À cela, il faut ajouter la justice qui, pour le cas du Mali, est la cause de la plupart des conflits intercommunautaires car mal rendue du fait de la corruption. Au lieu d’apaiser les tensions en disant le droit, elle les active en rendant le verdict à la faveur du plus offrant. Une justice indépendante de toute pression extérieure et débarrassée de ces agents véreux contribue, selon lui, à la stabilité, et consolide les rapports entre l’autorité et la population.
La défense militaire assure la souveraineté d’un pays vis-à-vis de ses voisins, de la violation de son espace territorial et la sécurité des personnes et de leurs biens. On peut aujourd’hui dire sans se tromper que le Mali n’est pas un bon exemple en matière de défense militaire par le favoritisme dans le recrutement des hommes et femmes dans les rangs de nos forces armées et de sécurité.
Par ailleurs, dans le contexte sécuritaire où nous sommes, le renseignement est primordial.
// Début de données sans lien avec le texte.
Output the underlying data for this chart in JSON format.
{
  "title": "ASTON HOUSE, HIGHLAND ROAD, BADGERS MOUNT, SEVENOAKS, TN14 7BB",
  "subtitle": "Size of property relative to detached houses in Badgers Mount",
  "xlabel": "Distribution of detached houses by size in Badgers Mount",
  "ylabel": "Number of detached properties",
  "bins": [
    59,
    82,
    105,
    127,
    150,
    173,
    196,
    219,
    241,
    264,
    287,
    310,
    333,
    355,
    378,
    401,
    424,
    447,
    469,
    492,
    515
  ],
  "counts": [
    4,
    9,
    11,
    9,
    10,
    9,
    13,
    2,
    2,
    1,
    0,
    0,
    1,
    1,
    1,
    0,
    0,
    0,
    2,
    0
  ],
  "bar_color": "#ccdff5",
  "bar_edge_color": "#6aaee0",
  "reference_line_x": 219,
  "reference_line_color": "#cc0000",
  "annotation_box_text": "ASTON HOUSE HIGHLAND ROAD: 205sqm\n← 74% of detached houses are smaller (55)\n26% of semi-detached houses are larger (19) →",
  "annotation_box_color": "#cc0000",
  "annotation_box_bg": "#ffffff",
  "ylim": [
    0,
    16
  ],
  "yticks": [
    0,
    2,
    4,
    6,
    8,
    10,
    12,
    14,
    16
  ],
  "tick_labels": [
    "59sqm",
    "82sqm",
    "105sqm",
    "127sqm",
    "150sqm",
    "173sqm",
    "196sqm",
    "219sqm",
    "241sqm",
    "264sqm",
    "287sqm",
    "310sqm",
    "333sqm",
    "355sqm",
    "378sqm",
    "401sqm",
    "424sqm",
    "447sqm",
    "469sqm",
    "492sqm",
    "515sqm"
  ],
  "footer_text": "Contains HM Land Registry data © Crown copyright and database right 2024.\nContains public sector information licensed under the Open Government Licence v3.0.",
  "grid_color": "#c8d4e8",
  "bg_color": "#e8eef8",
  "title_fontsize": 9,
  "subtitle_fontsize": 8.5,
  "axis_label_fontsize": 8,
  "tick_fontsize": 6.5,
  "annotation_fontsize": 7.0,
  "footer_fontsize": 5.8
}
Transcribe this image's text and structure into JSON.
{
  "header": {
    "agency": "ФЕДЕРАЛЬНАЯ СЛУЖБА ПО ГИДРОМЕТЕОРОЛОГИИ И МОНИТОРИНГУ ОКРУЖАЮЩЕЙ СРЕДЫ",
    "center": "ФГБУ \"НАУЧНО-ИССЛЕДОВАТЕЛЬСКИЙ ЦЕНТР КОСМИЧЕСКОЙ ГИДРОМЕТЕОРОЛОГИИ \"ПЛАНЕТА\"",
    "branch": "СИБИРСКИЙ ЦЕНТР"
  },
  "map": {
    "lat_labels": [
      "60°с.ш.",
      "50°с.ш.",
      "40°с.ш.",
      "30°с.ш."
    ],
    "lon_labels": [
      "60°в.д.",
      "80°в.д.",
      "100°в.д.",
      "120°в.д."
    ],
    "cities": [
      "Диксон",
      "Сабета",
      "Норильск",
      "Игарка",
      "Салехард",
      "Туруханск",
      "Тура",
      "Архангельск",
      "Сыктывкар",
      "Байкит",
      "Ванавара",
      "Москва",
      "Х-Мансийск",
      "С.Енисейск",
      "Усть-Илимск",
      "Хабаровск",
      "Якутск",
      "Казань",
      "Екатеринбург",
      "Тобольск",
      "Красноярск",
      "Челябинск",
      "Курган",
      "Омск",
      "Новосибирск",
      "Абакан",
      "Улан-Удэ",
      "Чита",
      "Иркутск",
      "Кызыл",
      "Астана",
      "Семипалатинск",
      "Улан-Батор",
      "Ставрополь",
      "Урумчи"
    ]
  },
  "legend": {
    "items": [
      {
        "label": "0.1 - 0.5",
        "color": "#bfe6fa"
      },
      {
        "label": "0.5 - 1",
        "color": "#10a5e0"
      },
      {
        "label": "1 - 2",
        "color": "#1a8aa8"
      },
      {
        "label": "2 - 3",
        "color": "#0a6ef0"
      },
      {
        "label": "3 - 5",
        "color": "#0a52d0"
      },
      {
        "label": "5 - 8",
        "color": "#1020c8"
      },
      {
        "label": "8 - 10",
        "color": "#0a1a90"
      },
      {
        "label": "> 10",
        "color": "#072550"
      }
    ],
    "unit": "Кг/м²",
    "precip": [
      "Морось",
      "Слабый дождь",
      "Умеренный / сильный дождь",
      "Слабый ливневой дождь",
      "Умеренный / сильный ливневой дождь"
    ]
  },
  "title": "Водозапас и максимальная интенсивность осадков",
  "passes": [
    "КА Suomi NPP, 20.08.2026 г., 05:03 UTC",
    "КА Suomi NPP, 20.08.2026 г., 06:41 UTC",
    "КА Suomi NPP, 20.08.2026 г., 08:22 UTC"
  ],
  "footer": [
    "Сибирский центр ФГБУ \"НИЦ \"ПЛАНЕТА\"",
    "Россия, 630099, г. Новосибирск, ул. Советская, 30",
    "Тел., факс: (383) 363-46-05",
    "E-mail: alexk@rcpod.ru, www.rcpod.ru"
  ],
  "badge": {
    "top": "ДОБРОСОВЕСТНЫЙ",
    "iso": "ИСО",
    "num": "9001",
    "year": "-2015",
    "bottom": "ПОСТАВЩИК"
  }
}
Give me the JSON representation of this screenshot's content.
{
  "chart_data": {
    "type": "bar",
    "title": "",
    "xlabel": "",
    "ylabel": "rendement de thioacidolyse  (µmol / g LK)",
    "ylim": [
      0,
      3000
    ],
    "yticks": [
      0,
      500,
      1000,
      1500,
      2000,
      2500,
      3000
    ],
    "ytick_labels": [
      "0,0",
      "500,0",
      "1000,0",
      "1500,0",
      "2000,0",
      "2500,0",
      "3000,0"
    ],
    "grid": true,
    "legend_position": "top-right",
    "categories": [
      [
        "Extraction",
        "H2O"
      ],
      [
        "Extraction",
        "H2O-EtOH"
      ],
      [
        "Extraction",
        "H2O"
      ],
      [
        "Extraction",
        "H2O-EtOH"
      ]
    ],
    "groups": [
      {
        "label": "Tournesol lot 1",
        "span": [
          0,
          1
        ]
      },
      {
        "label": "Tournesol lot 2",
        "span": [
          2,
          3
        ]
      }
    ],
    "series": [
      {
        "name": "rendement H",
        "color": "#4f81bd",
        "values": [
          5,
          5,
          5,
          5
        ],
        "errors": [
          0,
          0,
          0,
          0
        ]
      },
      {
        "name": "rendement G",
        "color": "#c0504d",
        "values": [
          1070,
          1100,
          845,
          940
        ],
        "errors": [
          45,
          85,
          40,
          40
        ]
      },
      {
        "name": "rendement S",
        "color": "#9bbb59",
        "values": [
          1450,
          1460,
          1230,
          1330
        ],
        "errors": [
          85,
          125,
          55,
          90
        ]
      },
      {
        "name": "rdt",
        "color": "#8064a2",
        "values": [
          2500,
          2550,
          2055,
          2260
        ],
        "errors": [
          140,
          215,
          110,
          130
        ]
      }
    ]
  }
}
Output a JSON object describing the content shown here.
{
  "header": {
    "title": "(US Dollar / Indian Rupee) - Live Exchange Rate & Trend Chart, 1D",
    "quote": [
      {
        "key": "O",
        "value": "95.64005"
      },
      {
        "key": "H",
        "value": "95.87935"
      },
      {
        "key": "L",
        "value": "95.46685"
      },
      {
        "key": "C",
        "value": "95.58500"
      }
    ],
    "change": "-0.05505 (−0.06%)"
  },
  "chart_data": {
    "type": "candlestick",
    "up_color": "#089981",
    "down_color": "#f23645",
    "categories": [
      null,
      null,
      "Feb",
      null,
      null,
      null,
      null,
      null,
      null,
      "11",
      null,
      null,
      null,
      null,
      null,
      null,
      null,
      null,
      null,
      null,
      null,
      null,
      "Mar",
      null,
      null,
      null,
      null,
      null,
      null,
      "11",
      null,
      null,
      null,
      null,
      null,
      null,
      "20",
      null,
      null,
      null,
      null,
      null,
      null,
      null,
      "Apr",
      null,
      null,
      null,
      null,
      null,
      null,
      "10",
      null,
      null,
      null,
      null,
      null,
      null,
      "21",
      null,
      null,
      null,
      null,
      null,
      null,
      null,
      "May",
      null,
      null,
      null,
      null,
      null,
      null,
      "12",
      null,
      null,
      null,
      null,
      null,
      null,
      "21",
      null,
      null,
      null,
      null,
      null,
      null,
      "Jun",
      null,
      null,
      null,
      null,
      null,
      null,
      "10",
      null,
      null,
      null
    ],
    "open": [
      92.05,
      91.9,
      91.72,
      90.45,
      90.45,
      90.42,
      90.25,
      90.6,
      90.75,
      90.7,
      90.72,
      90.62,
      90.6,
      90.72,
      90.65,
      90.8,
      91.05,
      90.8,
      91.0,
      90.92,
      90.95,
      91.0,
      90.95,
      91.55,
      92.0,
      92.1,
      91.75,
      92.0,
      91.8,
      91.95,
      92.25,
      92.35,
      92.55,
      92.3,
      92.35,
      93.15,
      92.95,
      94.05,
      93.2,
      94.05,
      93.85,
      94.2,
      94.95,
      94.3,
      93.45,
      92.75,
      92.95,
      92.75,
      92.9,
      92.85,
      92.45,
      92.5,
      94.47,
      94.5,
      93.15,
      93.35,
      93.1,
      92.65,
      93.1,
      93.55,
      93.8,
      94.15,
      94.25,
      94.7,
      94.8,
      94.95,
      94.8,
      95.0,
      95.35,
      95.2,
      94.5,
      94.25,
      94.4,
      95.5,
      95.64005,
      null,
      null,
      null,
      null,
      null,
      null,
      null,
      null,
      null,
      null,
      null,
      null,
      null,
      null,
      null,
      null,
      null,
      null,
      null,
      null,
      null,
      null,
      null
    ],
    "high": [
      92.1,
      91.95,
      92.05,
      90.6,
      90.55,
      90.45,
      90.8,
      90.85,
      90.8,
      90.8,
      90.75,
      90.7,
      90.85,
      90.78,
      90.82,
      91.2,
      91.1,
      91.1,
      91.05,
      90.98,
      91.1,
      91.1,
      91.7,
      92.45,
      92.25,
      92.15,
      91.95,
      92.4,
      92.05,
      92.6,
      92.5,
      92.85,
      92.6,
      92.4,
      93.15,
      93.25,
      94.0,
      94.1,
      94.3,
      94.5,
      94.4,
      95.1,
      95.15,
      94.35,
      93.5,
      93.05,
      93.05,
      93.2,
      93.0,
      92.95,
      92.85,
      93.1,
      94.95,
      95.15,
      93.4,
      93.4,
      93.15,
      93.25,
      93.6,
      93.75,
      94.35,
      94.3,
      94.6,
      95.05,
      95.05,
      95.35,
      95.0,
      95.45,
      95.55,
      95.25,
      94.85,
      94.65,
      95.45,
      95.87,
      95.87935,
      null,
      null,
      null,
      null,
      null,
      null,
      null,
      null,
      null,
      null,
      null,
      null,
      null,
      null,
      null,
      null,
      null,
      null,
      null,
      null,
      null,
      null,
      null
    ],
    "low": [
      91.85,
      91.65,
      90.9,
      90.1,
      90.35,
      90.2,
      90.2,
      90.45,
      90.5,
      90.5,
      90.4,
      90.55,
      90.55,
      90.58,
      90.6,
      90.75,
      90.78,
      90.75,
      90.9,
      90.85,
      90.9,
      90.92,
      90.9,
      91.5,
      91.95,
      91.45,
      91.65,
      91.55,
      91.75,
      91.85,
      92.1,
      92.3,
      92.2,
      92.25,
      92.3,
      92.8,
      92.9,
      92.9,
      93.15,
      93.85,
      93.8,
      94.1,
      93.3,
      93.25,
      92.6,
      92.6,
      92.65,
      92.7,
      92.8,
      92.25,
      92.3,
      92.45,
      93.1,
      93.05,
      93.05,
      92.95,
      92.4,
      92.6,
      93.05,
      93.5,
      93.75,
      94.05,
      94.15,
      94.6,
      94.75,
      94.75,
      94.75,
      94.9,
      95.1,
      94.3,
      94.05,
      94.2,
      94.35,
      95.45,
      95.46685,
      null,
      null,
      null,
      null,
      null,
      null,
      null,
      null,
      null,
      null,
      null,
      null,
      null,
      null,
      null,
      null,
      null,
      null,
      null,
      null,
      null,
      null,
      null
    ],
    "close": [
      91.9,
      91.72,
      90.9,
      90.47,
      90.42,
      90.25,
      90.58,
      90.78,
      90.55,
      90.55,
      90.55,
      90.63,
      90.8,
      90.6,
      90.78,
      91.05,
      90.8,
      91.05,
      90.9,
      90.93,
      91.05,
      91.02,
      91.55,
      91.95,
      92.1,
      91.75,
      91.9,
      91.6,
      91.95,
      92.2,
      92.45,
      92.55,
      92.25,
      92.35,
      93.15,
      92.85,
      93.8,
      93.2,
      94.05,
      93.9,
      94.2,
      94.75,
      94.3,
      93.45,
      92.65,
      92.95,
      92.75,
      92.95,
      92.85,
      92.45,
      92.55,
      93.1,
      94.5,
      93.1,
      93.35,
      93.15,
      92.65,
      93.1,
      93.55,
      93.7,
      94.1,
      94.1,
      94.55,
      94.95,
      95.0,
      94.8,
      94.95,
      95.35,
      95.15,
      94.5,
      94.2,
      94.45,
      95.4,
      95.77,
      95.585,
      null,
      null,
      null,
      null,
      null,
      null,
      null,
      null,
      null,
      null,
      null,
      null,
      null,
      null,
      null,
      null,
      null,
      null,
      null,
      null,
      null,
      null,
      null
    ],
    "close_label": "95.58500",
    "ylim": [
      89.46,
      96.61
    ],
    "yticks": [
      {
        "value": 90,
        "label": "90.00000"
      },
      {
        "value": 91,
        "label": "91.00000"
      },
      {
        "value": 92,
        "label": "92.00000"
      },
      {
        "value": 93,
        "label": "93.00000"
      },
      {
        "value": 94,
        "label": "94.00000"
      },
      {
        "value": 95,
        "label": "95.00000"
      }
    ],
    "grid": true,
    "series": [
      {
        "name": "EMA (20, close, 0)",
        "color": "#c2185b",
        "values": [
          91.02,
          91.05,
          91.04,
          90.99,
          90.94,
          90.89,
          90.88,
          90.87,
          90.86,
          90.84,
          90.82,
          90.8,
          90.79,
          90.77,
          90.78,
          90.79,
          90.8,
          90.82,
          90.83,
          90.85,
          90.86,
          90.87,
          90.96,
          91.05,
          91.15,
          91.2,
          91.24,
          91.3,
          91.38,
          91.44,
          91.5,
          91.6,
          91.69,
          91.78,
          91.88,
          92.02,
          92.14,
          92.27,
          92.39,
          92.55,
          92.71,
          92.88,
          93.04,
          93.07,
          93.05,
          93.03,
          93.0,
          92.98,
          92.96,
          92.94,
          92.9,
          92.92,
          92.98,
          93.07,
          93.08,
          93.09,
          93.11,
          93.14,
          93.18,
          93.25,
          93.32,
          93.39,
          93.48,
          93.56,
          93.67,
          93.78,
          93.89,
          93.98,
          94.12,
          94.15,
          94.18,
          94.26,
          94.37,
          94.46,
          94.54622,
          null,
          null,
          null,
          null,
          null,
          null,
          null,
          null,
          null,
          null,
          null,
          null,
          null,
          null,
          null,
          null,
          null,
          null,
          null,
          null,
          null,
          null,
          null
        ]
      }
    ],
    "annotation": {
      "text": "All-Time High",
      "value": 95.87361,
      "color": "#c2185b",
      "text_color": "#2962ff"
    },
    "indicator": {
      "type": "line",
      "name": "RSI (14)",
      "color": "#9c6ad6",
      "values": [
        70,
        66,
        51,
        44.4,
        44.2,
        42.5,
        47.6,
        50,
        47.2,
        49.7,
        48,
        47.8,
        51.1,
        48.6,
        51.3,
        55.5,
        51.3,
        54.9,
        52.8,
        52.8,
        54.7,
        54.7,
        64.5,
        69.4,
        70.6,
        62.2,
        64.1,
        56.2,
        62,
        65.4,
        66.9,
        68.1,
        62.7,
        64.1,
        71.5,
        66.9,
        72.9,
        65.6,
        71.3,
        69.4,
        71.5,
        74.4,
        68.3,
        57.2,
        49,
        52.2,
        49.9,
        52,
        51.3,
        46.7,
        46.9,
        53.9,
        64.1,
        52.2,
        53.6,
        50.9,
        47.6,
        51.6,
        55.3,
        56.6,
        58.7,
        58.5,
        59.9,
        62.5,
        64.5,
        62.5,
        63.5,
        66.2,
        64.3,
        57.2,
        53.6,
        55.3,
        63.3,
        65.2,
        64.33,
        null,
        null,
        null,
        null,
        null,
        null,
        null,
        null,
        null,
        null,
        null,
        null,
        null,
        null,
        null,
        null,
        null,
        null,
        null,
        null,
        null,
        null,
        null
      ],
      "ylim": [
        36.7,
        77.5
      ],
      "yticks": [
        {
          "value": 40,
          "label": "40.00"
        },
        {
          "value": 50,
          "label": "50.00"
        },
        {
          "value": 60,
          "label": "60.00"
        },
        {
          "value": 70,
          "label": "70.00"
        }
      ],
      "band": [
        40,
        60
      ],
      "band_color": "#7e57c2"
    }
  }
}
Pour ce faire, il faut s’appuyer sur les réservistes issus du Service National des Jeunes (SNJ) et qui travaillent dans tous les secteurs de l’administration.
Selon Ousmane Abou Diallo dit Boubou, qui appartient au premier contingent du Service national des jeunes en 1985, actuellement membre de la commission d’opérationnalisation pour la reprise du service national des jeunes SNJ, nouvelle formule, «non seulement, les sortants du SNJ ont une formation de base dans la défense, ils peuvent aussi faire la médiation entre les communautés en cas de conflit, renseigner les autorités sur les menaces qui planent sur la population afin que des mesures soient prises pour éradiquer le mal à la source».
On peut donc déduire que l’arrêt du SNJ en avril 1991 a affaibli la vigilance de l’Etat parce que quand le mal prend racine dans la population, seuls ceux qui cohabitent avec les malfrats peuvent aider les forces armées et de sécurité à s’en défaire.
Aujourd’hui, les mécanismes de résolutions des conflits intercommunautaires au Mali se trouvent dans l’application stricte des différents paramètres de la défense économique, civile et militaire dans la rigueur avec les moyens qu’il faut.